More than a century ago, a 28-year-old French chemist named Eugène Schueller founded L’Oréal with a secret ability to understand the needs of the market and anticipate the expectations of customers.
“A company is not walls and machines,” Schueller once said, “it’s people, people, people.”
L’Oréal has followed that mandate ever since. Now, the beauty company is relying on Microsoft Teams to help fortify its people-first philosophy. In January, L’Oréal launched Teams, a cloud-based workspace in Microsoft 365 that enables people to share conversations and content.
“Everything is mobile and compatible, and it recreates this essential human interaction,” says Barbara Lavernos, chief technology and operations officer at L’Oréal. “This human interaction (on Teams) is creating intelligence, creating ideas, creating innovation.”
To date, more than 80% of the company’s 86,000 employees have adopted Teams, underscoring L’Oréal’s emergence as a world leader in “beauty tech,” Lavernos says.
By fusing beauty and technology, L’Oréal is pioneering a new business sub-sector, applying data insights and AI tools to its websites, points of sales and applications to personalize its interactions with customers, the company says.

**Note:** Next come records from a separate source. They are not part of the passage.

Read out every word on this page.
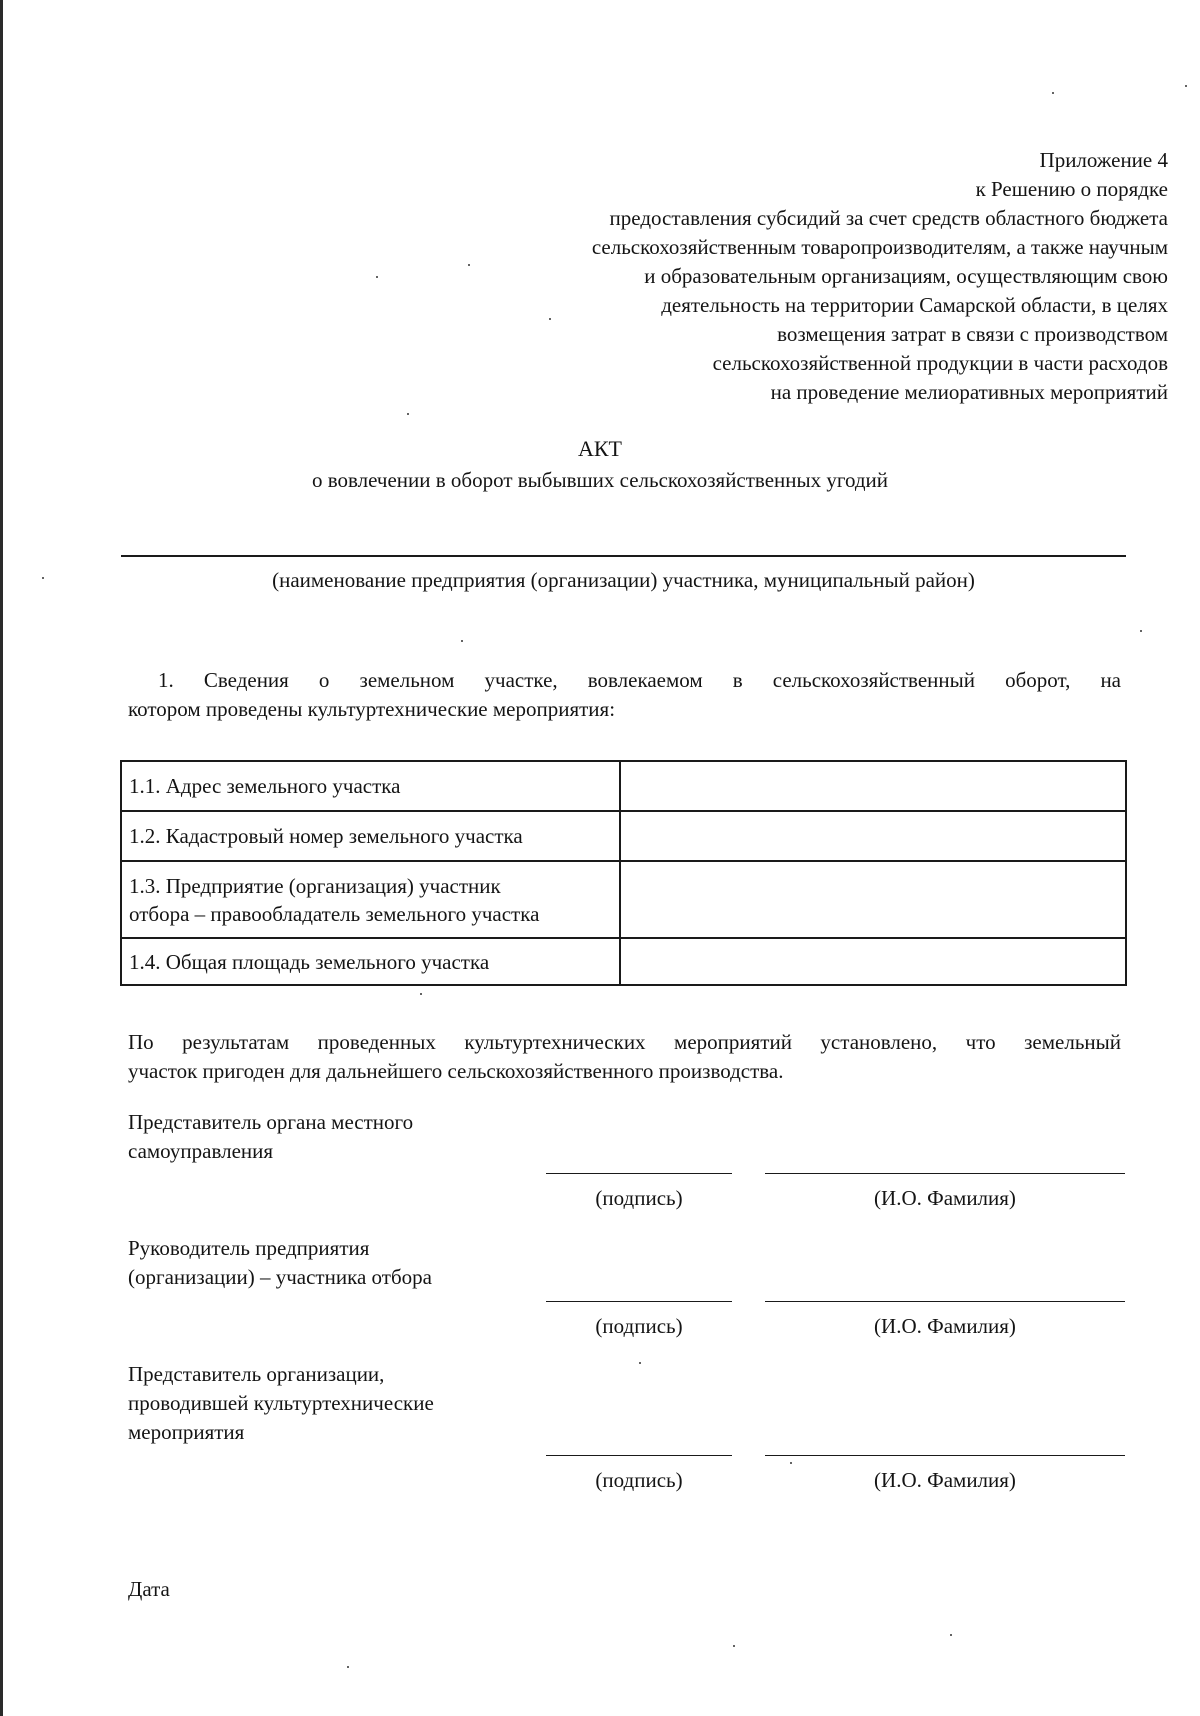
Приложение 4
к Решению о порядке
предоставления субсидий за счет средств областного бюджета
сельскохозяйственным товаропроизводителям, а также научным
и образовательным организациям, осуществляющим свою
деятельность на территории Самарской области, в целях
возмещения затрат в связи с производством
сельскохозяйственной продукции в части расходов
на проведение мелиоративных мероприятий
АКТ
о вовлечении в оборот выбывших сельскохозяйственных угодий
(наименование предприятия (организации) участника, муниципальный район)
1. Сведения о земельном участке, вовлекаемом в сельскохозяйственный оборот, на
котором проведены культуртехнические мероприятия:
1.1. Адрес земельного участка	
1.2. Кадастровый номер земельного участка	

1.3. Предприятие (организация) участник
отбора – правообладатель земельного участка	

1.4. Общая площадь земельного участка	
По результатам проведенных культуртехнических мероприятий установлено, что земельный
участок пригоден для дальнейшего сельскохозяйственного производства.
Представитель органа местного
самоуправления
(подпись)	(И.О. Фамилия)
Руководитель предприятия
(организации) – участника отбора
(подпись)	(И.О. Фамилия)
Представитель организации,
проводившей культуртехнические
мероприятия
(подпись)	(И.О. Фамилия)
Дата
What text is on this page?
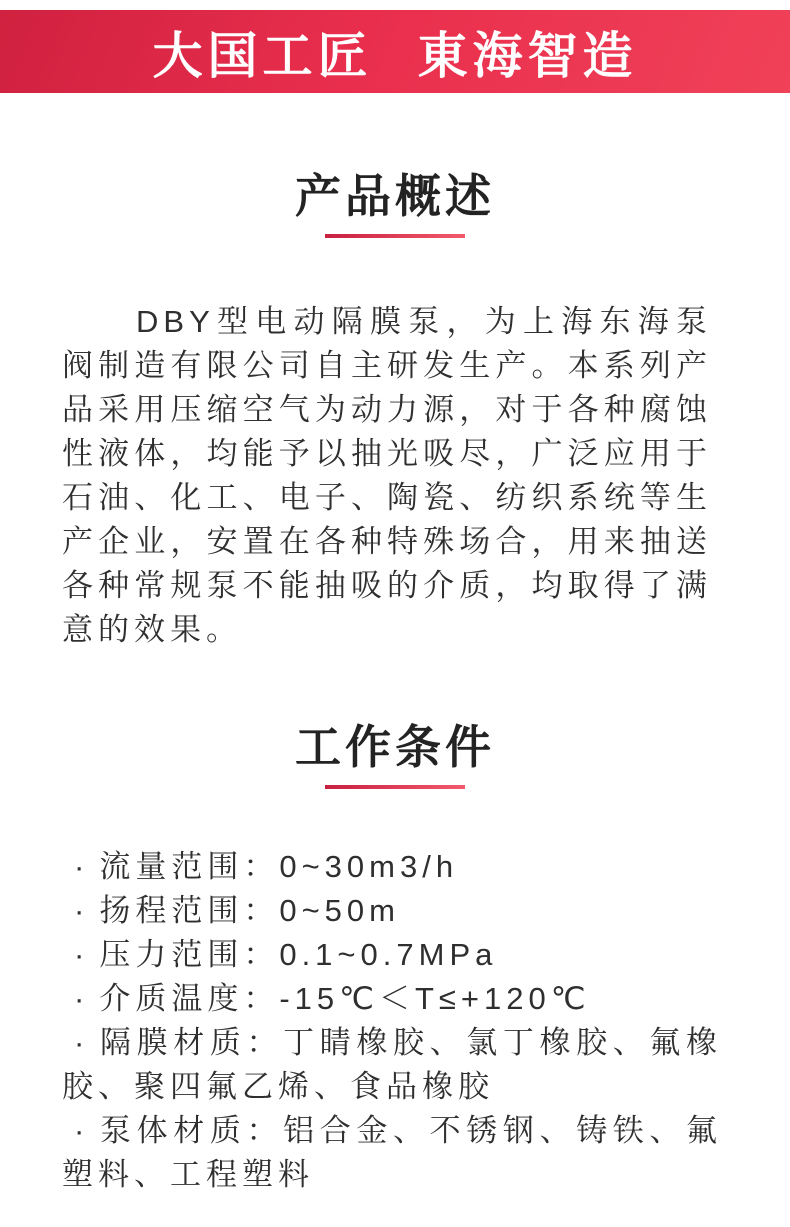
大国工匠 東海智造
产品概述

DBY型电动隔膜泵，为上海东海泵阀制造有限公司自主研发生产。本系列产品采用压缩空气为动力源，对于各种腐蚀性液体，均能予以抽光吸尽，广泛应用于石油、化工、电子、陶瓷、纺织系统等生产企业，安置在各种特殊场合，用来抽送各种常规泵不能抽吸的介质，均取得了满意的效果。

工作条件
· 流量范围：0~30m3/h
· 扬程范围：0~50m
· 压力范围：0.1~0.7MPa
· 介质温度：-15℃＜T≤+120℃
· 隔膜材质：丁睛橡胶、氯丁橡胶、氟橡胶、聚四氟乙烯、食品橡胶
· 泵体材质：铝合金、不锈钢、铸铁、氟塑料、工程塑料
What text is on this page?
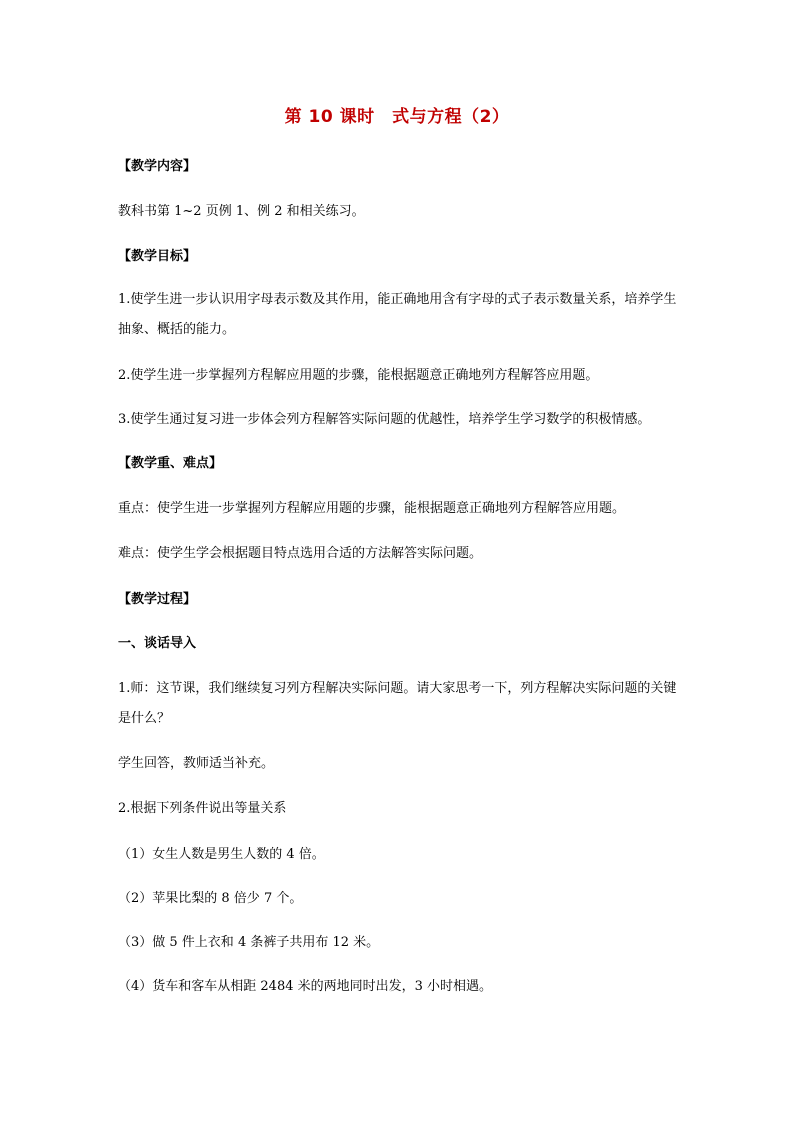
第 10 课时　式与方程（2）
【教学内容】
教科书第 1~2 页例 1、例 2 和相关练习。
【教学目标】
1.使学生进一步认识用字母表示数及其作用，能正确地用含有字母的式子表示数量关系，培养学生抽象、概括的能力。
2.使学生进一步掌握列方程解应用题的步骤，能根据题意正确地列方程解答应用题。
3.使学生通过复习进一步体会列方程解答实际问题的优越性，培养学生学习数学的积极情感。
【教学重、难点】
重点：使学生进一步掌握列方程解应用题的步骤，能根据题意正确地列方程解答应用题。
难点：使学生学会根据题目特点选用合适的方法解答实际问题。
【教学过程】
一、谈话导入
1.师：这节课，我们继续复习列方程解决实际问题。请大家思考一下，列方程解决实际问题的关键是什么？
学生回答，教师适当补充。
2.根据下列条件说出等量关系
（1）女生人数是男生人数的 4 倍。
（2）苹果比梨的 8 倍少 7 个。
（3）做 5 件上衣和 4 条裤子共用布 12 米。
（4）货车和客车从相距 2484 米的两地同时出发，3 小时相遇。
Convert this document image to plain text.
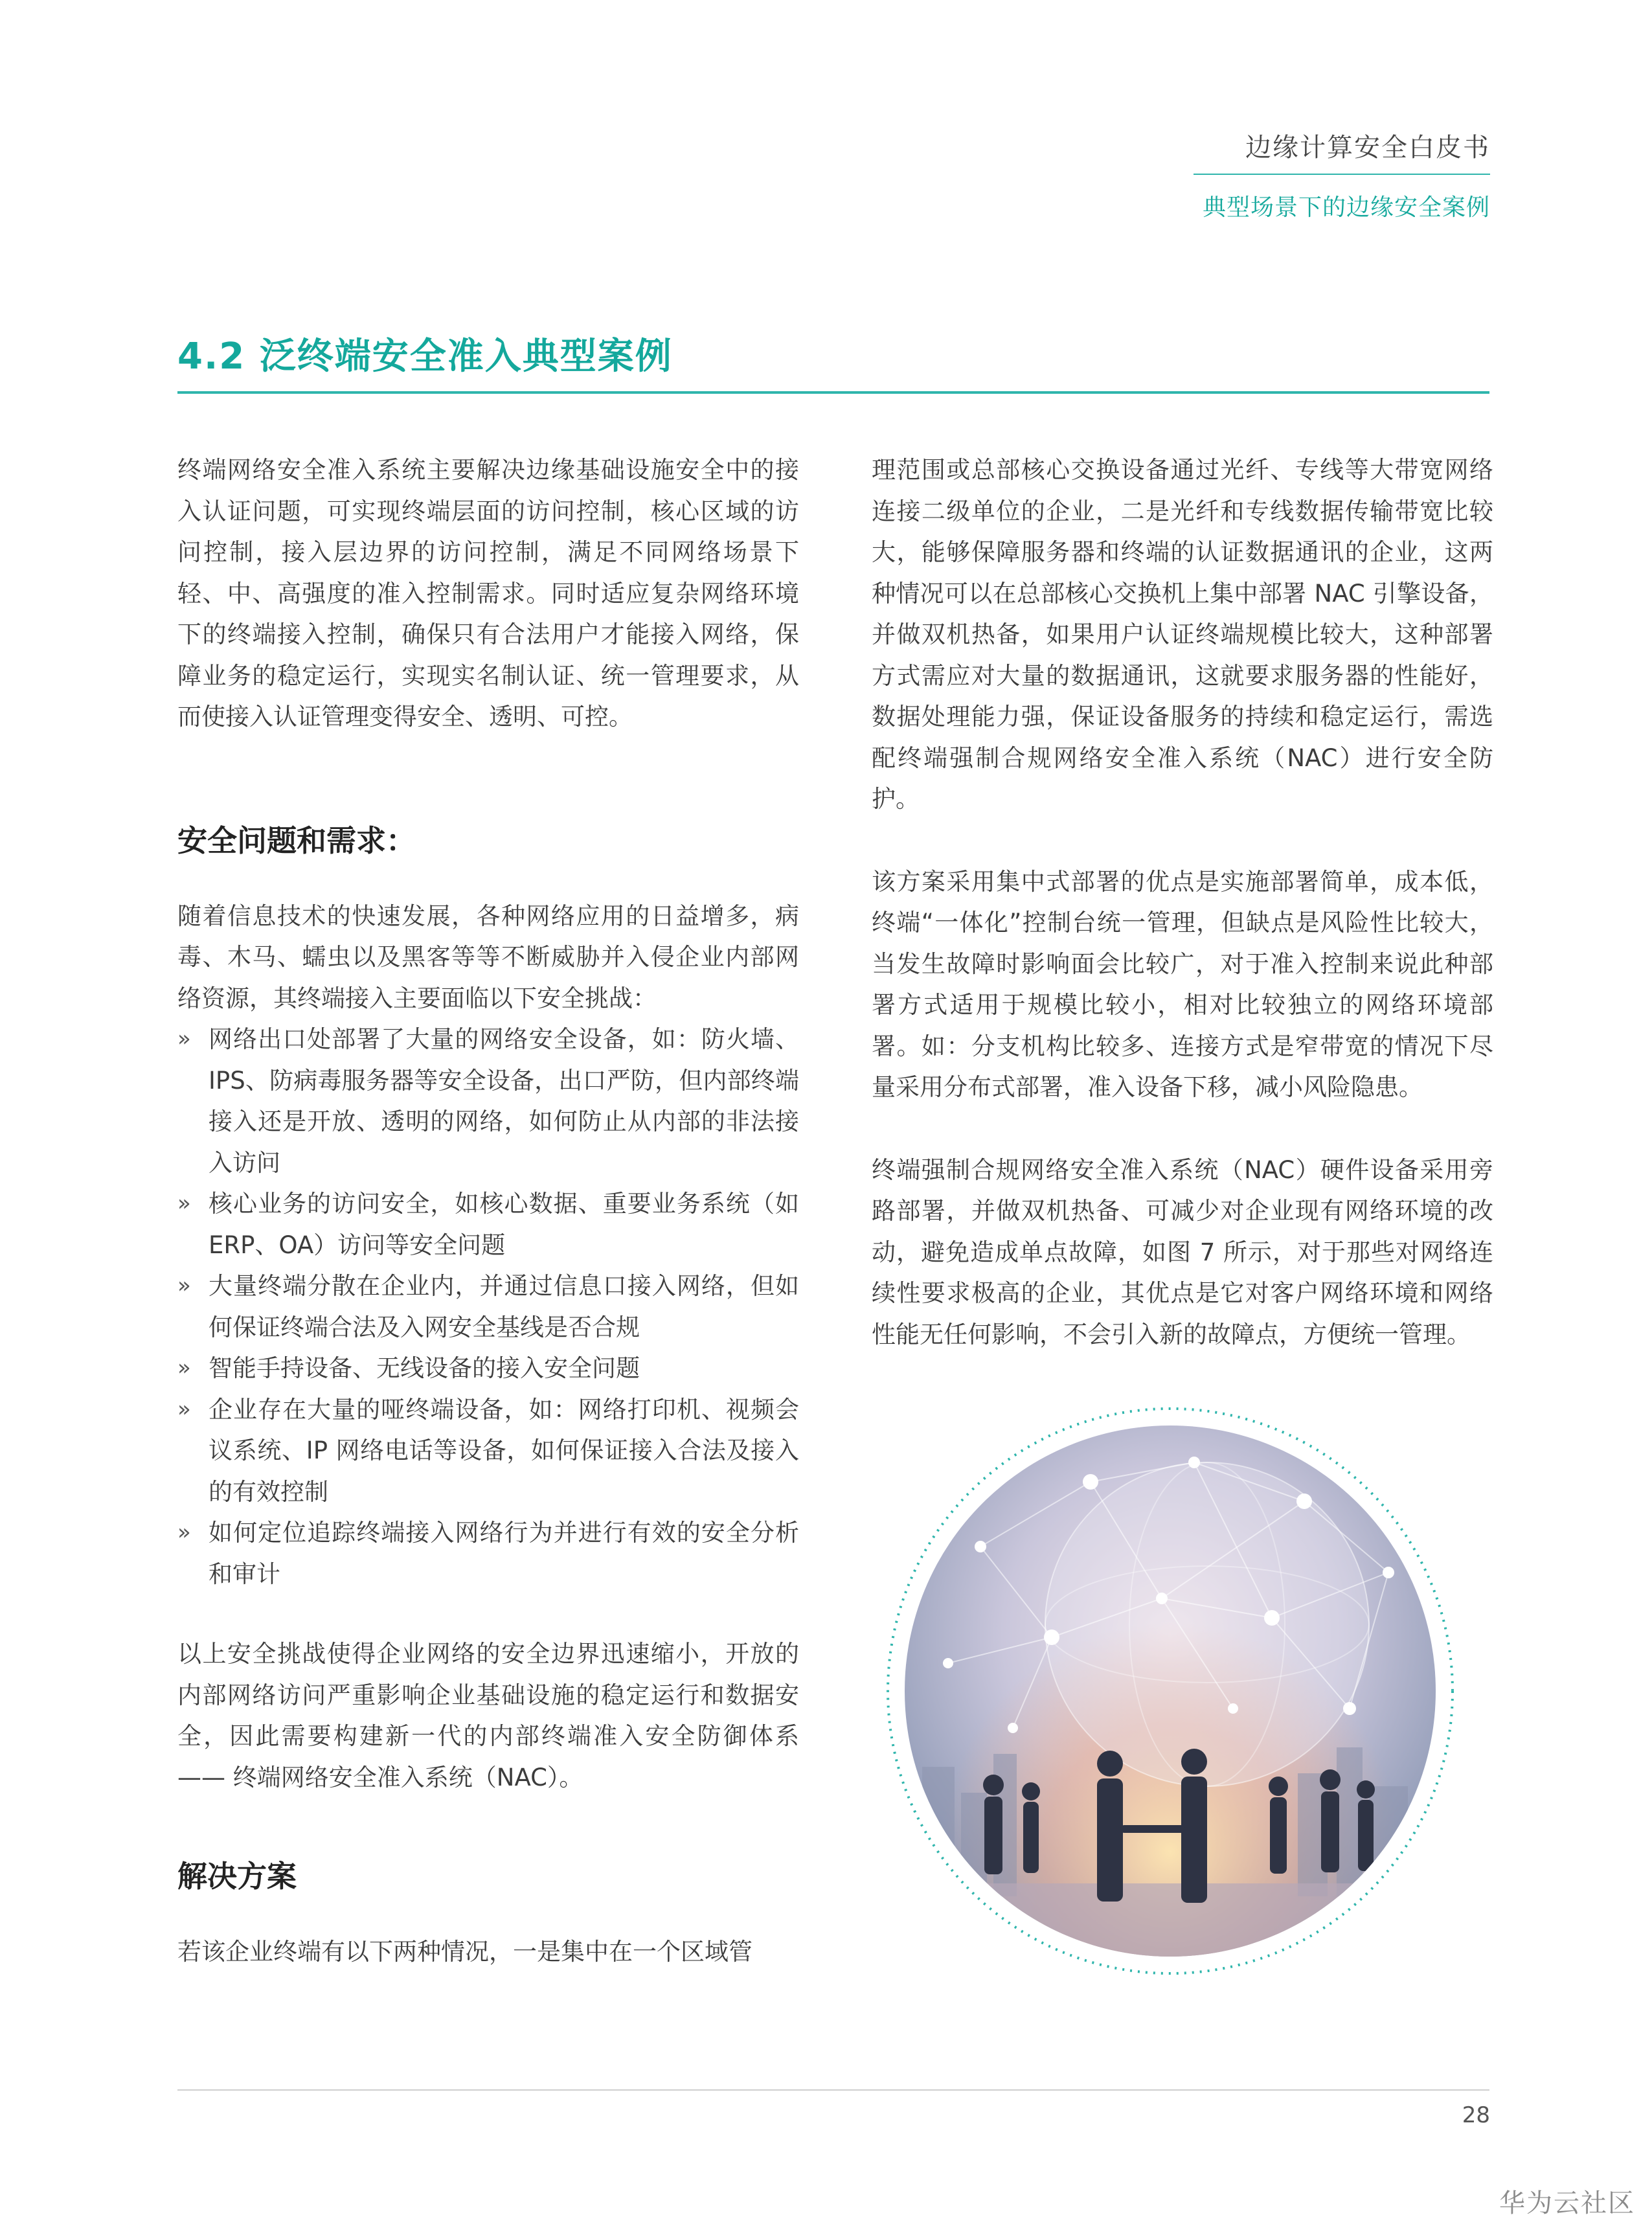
边缘计算安全白皮书
典型场景下的边缘安全案例
4.2 泛终端安全准入典型案例

终端网络安全准入系统主要解决边缘基础设施安全中的接入认证问题，可实现终端层面的访问控制，核心区域的访问控制，接入层边界的访问控制，满足不同网络场景下轻、中、高强度的准入控制需求。同时适应复杂网络环境下的终端接入控制，确保只有合法用户才能接入网络，保障业务的稳定运行，实现实名制认证、统一管理要求，从而使接入认证管理变得安全、透明、可控。

安全问题和需求：

随着信息技术的快速发展，各种网络应用的日益增多，病毒、木马、蠕虫以及黑客等等不断威胁并入侵企业内部网络资源，其终端接入主要面临以下安全挑战：

» 网络出口处部署了大量的网络安全设备，如：防火墙、IPS、防病毒服务器等安全设备，出口严防，但内部终端接入还是开放、透明的网络，如何防止从内部的非法接入访问
» 核心业务的访问安全，如核心数据、重要业务系统（如 ERP、OA）访问等安全问题
» 大量终端分散在企业内，并通过信息口接入网络，但如何保证终端合法及入网安全基线是否合规
» 智能手持设备、无线设备的接入安全问题
» 企业存在大量的哑终端设备，如：网络打印机、视频会议系统、IP 网络电话等设备，如何保证接入合法及接入的有效控制
» 如何定位追踪终端接入网络行为并进行有效的安全分析和审计

以上安全挑战使得企业网络的安全边界迅速缩小，开放的内部网络访问严重影响企业基础设施的稳定运行和数据安全，因此需要构建新一代的内部终端准入安全防御体系 —— 终端网络安全准入系统（NAC）。

解决方案

若该企业终端有以下两种情况，一是集中在一个区域管

理范围或总部核心交换设备通过光纤、专线等大带宽网络连接二级单位的企业，二是光纤和专线数据传输带宽比较大，能够保障服务器和终端的认证数据通讯的企业，这两种情况可以在总部核心交换机上集中部署 NAC 引擎设备，并做双机热备，如果用户认证终端规模比较大，这种部署方式需应对大量的数据通讯，这就要求服务器的性能好，数据处理能力强，保证设备服务的持续和稳定运行，需选配终端强制合规网络安全准入系统（NAC）进行安全防护。

该方案采用集中式部署的优点是实施部署简单，成本低，终端“一体化”控制台统一管理，但缺点是风险性比较大，当发生故障时影响面会比较广，对于准入控制来说此种部署方式适用于规模比较小，相对比较独立的网络环境部署。如：分支机构比较多、连接方式是窄带宽的情况下尽量采用分布式部署，准入设备下移，减小风险隐患。

终端强制合规网络安全准入系统（NAC）硬件设备采用旁路部署，并做双机热备、可减少对企业现有网络环境的改动，避免造成单点故障，如图 7 所示，对于那些对网络连续性要求极高的企业，其优点是它对客户网络环境和网络性能无任何影响，不会引入新的故障点，方便统一管理。

28
华为云社区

“At the same time, being a beauty tech also is allowing our employees to work, interact and contribute completely differently,” Lavernos says.
L’Oréal began piloting Teams in late 2018, shortly before launching it companywide.
The platform began to dissolve some of organizational barriers and layers that naturally exist inside a global enterprise and that potentially clog the work, says Satyen Pradhan, a L’Oréal IT employee experience manager based in Hong Kong.
L’Oréal’s merchandising, legal and human resources departments were early adopters, he says.
“The whole idea of introducing Teams in L’Oréal is about people not working in silos,” Pradhan says. “This has resulted in people working together. There’s more collaboration and working with fun. The GIFs and the memes available in Teams all help to lighten up the work environment.”
Teams cultivates collaboration among geographically distant workers, including group chat, online meetings and video calling – tools that also help streamline the effort needed to complete certain tasks, Pradhan says.
“The objective of using Teams,” Pradhan says, “is to reduce your time, as in your work time.
Across the company’s 43 international brands – including Garnier, Lancôme and others – employees use Teams to talk through key business operations, such as manufacturing some 7 billion finished goods each year. Examples of L’Oréal finished goods are a bottle of shampoo or a jar of skin lotion.
With parts of its workforce dispersed from New York to Paris to Shanghai, L’Oréal’s leaders say Teams helps mesh the people who oversee its wide array of brands.
“My team is spread out across the world,” says Serge Christ, vice president of global operations for L’Oréal’s luxury division. “Connecting those teams is also at the heart of the challenge we have to face.”
Brands ranging from cosmetics to perfumes to fashion must be managed the same way – developed, manufactured, marketed and sold in similar styles by L’Oréal colleagues who often work at distant locations and at opposite ends of the clock, Christ says.
“My team is set up with the right innovative solutions to provide new services and new products to the consumer,” Christ says. “In this environment, agility and collaboration are the keys.”